The 40-year-old had long been self-conscious of his bald spots, until his Iraqi friends told him what had worked for them — hair implants at a new clinic in their hometown.
“They told me the equipment was modern, the nurses competent and the prices good,” Najib said.
In Mosul, the average hair implant procedure costs around $800, including the follow-up after the operation.
Nearly 90 kilometers (50 miles) to the east in Iraq’s Irbil, or even further north in Turkey, the same operation costs at least $1,200.
Plasma injections to prevent hair loss cost around $63 in Mosul, but at least $20 more in Irbil.
In addition to the difference in price, Najib would have had to put up money and time for travel.
“Going to a clinic in Mosul is much easier, as I don’t have time to travel outside Mosul,” he told AFP.

Decades ago, only one department in Mosul’s hospitals offered plastic surgery, and only to those who had a severe accident or were trying to eliminate a physical handicap from birth.
Mosul, and Iraq more broadly, have been shaken by waves of conflict since the 2003 US-led invasion that toppled Saddam Hussein and paved the way for a sectarian war.
Religious hard-liners forced women to cover up or stay at home, and extremists in particular targeted hairdressers, many of whom closed their shops in fear.
Another shock came in 2014 when the Daesh group swept across much of Iraq’s north, with the militants making Mosul their de facto capital.
The religious police of Daesh enforced ultra-strict rules on dress for all residents, making sure women showed no skin and men wore ankle-length capris and long beards, with no moustache.
The city has since gotten a makeover.
Five beauty clinics have opened since Mosul was recaptured last summer by Iraqi security forces, and they can hardly keep up with the flow of customers, most of them men.

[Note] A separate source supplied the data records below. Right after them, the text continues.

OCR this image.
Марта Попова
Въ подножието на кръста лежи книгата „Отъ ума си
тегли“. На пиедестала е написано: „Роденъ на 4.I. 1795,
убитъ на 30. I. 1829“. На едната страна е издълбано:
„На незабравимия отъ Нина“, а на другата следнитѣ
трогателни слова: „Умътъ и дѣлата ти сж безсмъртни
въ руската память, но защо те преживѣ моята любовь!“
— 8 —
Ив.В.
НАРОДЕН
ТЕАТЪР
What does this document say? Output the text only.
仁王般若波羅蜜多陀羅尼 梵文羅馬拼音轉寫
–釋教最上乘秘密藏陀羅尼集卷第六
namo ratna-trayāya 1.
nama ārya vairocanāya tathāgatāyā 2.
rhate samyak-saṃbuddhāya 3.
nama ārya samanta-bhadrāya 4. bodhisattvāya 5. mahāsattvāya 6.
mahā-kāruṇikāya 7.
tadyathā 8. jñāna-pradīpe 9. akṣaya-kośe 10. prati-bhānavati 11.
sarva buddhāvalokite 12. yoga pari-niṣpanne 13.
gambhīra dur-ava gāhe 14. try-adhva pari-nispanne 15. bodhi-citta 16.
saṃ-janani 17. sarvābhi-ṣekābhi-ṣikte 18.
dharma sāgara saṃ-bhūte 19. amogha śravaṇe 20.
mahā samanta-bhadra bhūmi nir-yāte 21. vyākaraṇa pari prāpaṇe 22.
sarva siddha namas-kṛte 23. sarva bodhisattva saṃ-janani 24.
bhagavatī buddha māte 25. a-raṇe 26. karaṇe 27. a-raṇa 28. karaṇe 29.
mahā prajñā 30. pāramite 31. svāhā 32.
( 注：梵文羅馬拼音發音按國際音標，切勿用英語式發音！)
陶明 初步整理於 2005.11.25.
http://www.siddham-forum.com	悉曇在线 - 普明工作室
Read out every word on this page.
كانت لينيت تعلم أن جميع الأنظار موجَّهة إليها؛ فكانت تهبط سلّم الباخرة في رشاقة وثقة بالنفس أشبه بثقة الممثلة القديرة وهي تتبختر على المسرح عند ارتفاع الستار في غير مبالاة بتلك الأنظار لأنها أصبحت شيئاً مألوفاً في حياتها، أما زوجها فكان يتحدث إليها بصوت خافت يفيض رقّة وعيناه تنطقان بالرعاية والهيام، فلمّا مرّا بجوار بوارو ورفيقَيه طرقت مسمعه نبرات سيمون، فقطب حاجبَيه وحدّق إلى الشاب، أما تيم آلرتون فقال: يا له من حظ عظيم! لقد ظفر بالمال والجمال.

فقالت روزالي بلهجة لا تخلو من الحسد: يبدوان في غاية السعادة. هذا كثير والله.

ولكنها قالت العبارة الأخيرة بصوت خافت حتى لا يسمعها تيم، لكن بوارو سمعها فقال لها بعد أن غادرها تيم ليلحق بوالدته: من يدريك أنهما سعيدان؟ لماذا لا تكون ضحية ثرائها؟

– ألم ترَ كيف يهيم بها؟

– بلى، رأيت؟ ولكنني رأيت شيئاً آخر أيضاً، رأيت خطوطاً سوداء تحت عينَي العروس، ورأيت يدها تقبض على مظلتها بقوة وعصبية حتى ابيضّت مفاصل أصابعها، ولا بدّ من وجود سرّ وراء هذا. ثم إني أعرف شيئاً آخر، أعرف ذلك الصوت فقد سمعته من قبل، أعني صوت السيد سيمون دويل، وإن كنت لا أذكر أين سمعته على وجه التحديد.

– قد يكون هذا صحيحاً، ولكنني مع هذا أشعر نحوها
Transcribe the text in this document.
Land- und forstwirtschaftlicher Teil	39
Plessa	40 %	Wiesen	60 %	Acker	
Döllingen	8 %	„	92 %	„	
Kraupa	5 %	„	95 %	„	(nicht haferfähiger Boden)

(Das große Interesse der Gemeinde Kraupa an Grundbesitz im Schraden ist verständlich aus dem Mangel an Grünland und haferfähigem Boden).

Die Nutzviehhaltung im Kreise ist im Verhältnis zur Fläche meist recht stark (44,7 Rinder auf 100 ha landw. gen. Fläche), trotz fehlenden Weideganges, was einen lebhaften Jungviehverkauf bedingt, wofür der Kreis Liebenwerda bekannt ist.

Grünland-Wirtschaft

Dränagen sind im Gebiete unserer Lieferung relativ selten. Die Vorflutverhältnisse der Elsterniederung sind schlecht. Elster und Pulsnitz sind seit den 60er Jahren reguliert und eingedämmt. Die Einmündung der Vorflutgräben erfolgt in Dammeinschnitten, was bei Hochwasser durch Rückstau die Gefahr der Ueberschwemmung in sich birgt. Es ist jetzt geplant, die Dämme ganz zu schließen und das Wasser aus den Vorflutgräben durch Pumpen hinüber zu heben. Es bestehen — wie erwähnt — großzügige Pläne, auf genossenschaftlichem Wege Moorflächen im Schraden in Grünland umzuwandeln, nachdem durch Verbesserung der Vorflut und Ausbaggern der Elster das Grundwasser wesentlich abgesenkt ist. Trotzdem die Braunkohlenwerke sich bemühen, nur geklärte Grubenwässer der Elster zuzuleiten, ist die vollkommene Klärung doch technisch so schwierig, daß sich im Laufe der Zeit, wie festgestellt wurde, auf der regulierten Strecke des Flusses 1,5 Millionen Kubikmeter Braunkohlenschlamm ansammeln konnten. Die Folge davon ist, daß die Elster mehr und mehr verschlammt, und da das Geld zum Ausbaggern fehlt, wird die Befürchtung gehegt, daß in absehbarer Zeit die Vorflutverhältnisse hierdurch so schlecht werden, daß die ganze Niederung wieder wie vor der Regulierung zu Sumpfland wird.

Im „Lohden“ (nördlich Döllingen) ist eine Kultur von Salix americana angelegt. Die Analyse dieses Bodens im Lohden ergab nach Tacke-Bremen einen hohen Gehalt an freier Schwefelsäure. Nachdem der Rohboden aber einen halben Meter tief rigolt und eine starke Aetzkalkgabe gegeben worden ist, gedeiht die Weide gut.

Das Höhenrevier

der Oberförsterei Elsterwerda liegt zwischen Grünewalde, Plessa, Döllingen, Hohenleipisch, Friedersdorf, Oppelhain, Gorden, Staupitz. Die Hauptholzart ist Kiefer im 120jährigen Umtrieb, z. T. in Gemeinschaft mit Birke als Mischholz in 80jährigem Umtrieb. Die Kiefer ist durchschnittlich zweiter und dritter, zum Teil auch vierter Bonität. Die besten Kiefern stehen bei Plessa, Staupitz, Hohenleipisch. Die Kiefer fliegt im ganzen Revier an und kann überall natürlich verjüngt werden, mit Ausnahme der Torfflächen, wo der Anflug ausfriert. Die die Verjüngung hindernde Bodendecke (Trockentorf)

Muhannad Kazem told AFP he was the first to relaunch his city’s beauty business with his clinic, Razan, which offers teeth whitening services and other dental care.
His secret? “The employees came from Lebanon, and the treatments and machines were imported,” said Kazem, 40.

The city’s medical services were hit hard by Daesh’s three-year reign and the months-long battle to oust it.
The available hospital beds in Mosul dropped from 3,657 before 2014 to just 1,622 last year, according to the local human rights commission.
But the city is rebuilding, and one new commercial center houses the Diamond Dental Clinic in the bottom floor, with the Shahrazad beauty center upstairs.
A poster at the entrance advertises what’s on offer: injections of botox and other fillers, slimming surgeries, dermatological operations, and more.
Inside the glossy interior are men and women alike, an unthinkable sight under the iron-fisted rule of Daesh.
A female employee carefully injected serums to prevent hair loss into the scalp of a woman gritting her teeth, one of the dozen customers streaming in per day.
Beautician Alia Adnan said the physical and mental impact of the militants on people in Mosul has been long-lasting.
“They have hair or skin problems because of the stress and the pollution that Mosul’s residents were exposed to, both under Daesh and during the clashes,” she told AFP.